DHS also has Enterprise License Agreements with Symantec and NetApp, two companies whose hardware and software have been used by the Syrian regime to track, jail, and torture dissidents. Symantec faced a lawsuit for providing this software to the Assad regime last year in violation of a trade embargo against the Syrian government for gross human rights violations against civilians. Symantec has also faced scrutiny for providing censorship and surveillance systems to the governments of Bahrain, Saudi Arabia, and Qatar. Nevertheless, Symantec’s Social Responsibility page announces: “Symantec seeks to protect and advance human rights in our global business practices.”

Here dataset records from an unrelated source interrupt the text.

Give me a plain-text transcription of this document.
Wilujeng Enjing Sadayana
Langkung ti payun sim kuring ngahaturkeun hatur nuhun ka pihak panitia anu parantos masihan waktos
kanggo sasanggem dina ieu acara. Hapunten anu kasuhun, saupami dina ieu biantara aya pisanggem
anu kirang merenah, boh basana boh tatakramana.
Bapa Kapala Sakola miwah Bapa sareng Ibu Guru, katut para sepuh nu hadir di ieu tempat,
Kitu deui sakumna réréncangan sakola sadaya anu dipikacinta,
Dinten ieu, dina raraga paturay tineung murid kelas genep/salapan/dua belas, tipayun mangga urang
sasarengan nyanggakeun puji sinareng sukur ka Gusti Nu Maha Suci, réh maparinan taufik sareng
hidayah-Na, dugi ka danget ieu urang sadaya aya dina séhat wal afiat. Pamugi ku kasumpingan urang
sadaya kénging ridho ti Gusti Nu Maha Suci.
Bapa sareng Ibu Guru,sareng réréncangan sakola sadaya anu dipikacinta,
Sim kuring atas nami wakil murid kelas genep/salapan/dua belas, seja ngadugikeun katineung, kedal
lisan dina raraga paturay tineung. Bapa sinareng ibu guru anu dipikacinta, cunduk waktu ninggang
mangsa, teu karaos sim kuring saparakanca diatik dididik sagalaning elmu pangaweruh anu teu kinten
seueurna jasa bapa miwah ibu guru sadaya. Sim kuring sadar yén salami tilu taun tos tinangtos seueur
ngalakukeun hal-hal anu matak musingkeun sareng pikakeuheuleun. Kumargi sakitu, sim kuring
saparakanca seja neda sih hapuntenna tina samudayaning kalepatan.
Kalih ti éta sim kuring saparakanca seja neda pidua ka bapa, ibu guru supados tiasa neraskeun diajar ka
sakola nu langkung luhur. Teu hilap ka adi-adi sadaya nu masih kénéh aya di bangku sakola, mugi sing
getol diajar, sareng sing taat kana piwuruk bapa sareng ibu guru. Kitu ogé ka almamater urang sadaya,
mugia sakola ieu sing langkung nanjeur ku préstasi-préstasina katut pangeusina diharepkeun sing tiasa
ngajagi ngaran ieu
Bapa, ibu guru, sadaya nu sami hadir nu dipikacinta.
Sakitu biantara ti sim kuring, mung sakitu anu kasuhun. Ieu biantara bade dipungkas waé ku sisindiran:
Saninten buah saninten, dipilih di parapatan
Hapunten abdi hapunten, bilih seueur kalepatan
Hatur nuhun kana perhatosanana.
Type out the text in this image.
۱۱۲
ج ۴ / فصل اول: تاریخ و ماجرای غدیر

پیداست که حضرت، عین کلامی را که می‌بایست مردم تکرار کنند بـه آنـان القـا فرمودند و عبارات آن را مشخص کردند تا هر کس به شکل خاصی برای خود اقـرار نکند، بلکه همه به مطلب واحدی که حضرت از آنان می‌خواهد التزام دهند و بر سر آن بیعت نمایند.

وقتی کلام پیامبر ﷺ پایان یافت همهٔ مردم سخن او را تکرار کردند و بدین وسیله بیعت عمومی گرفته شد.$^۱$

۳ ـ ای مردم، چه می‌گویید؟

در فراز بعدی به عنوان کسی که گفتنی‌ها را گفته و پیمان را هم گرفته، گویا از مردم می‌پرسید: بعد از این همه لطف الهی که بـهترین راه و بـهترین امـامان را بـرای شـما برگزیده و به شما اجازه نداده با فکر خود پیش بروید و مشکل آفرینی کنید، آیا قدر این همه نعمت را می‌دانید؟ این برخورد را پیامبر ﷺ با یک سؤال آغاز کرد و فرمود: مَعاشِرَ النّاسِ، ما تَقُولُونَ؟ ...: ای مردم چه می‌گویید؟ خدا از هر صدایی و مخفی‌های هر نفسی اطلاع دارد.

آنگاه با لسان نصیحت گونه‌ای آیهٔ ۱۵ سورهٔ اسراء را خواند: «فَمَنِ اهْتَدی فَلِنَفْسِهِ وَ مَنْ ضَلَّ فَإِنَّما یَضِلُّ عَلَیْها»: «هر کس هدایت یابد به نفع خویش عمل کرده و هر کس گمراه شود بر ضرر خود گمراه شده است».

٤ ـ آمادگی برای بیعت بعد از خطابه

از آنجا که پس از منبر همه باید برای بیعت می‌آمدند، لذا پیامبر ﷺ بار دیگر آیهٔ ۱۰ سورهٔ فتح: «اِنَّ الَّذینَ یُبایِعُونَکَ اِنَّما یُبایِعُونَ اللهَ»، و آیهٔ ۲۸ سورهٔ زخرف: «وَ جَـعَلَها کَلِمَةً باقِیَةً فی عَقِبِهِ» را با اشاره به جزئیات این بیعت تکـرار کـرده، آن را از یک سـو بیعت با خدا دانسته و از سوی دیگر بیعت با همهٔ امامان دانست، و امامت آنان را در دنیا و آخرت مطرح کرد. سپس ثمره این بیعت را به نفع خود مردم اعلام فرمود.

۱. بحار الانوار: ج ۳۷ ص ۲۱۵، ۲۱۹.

Whether these human rights policies are window dressing is irrelevant. Ultimately, they are corporate policy, and a violation of them is a violation of corporate governance. Consequently, we as citizens and consumers must do better to hold them to account by demanding that these companies uphold human rights both abroad and here at home. As the Executive Director of NomoGaia, I have worked on five continents researching corporate impacts on human rights, seeing firsthand the necessity for the United States to defend human rights abroad. The same drivers of that policy are now present at home.

Needless to say, the US government has committed human rights violations in the past. What has created urgency now is that the current administration has actively set aside commitments to human rights protections. This is apparent in everything from the administration’s withdrawal from the UN Human Rights Council and defunding of the UN Human Rights Office, to its repeated praise for violent authoritarians and the very DHS policies described above. This cannot stand: Just as they aim to do in Myanmar, Syria, Iran, and other countries where governments scoff at human rights, US-based companies must implement policies developed for operations in rights-averse contexts here at home.


There are tools available to the public now to hold companies accountable for their good governance. Companies can use these same tools to pressure the governments with which they do business, including our own.

The irony of the UN Guiding Principles on Business and Human Rights is that if states upheld the human rights they committed to protect through treaty ratifications, the legal system would hold companies accountable for violations. Once states shirk their human rights duties, however, companies and their contractors must step in to fill the void. When companies make a strong, public, case for respecting rights — leveraging the corporate policies, National Action Plan, and UN Guiding Principles mentioned above to drive decision making and guide interactions with states — governments are hard-pressed to push back.

We have seen this in action. Many government contractors have codified the language of the UN Guiding Principles in human rights policies, making it a matter of corporate governance to respect rights; in other countries, companies have leaned on these requirements to improve outcomes for rights-holders. Here at home, employees themselves have leaned on their employers to improve conditions. For example, DHS prime contractor Microsoft saw its employees revolt this summer when they discovered that ICE used Microsoft’s cloud services potentially in association with its implementation of the zero tolerance policy. Employees issued a letter to the CEO calling on Microsoft to vet its contracts for human rights risks and reject contracts that would make the company complicit in violations. Interestingly, Microsoft actually already had such a policy in place, though it appears that it was not fully implemented.

As administration officials at the Departments of Justice, State, and Homeland Security jointly work to undermine liberties for Americans and American residents, the moment has come for contractors to implement their human rights standards domestically. The US government expects US businesses to respect human rights when they operate globally, even in contexts where governments fail to respect human rights—and the expectation should be no lower here on our own shores.

Kendyl Salcito is the Executive Director of human rights nonprofit NomoGaia and a Security Fellow with Truman National Security Project. Views expressed are her own.